On a first conviction, a fine of not more than $500 and imprisonment for not more than six months, or both, may be imposed.
A second conviction gets even more severe with these threats to society: a fine of not more than $1,000 and imprisonment with or without hard labor for not less than one year, not more than two years.
Now, I respectfully ask the obvious question: if a person is homeless and likely physically or mentally disabled, where is he going to come up with $500 or $1,000 for such a fine? He’s homeless for a reason in most cases and that is usually because he is unqualified for a job because of the aforementioned disability.
Not my problem, say Louisiana’s Repugnantcan legislators: Seventy of them voted in favor of the bill to only 28 who voted no. Seven took a walk. Want their names? Click HERE to see how every member of the House voted.
This despicable bill goes along with that quote from the late comedian Brother Dave Gardner that I cited a while back in another post: “If a man’s down, kick him. If he survives it, he has a chance to rise above it.” That truly seems to be the attitude of these 70 legislators. To solve the problem of high prison costs, lets’s just lock up more people to care for and to feed. We can always cut health care, education and early childhood development.
Sure, homelessness is a problem and it’s growing. When we send young men off to war and then ignore them when they come home. when people like Ronald Reagan all the way down to Bobby Jindal shutter the doors of mental health facilities, when foster children “age out” when they turn 18 and have nowhere to turn, when as many as 3.3 million children are victims of sex or labor trafficking at any given time, you have homelessness. And that’s not even counting the addicts who desperately need help. And punishment on top of misfortune is not help by anyone’s definition.
We do not need more laws to incarcerate even more people, despite what the executives of the myriad private prisons popping up across the horizon claim.
First of all, I see absolutely no reason whatsoever for the existence of a private prison.
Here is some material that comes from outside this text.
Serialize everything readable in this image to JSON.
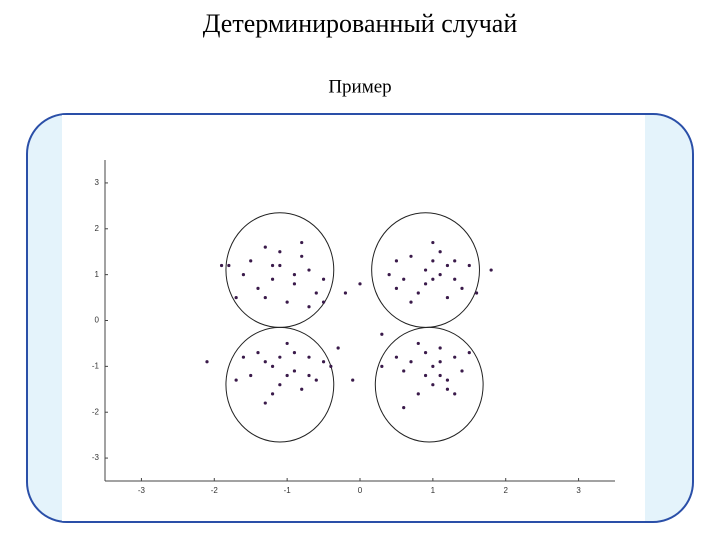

They exist only to reap money from caging human beings. That is unquestionably wrong. Prisons should never have been allowed to become a profit-making enterprise. That is not their purpose. When profits are factored in, care and rehabilitation are quickly factored out. The lower the maintenance cost, the better the bottom line.
“More than half of the nation is one crisis away from homelessness.” According to the U.S. Interagency Council on Homelessness.
That’s been said many ways, but in the end, the meaning is always the same.
It might be good advice to Villio and her 69 colleagues to take heed of that admonition and proceed accordingly.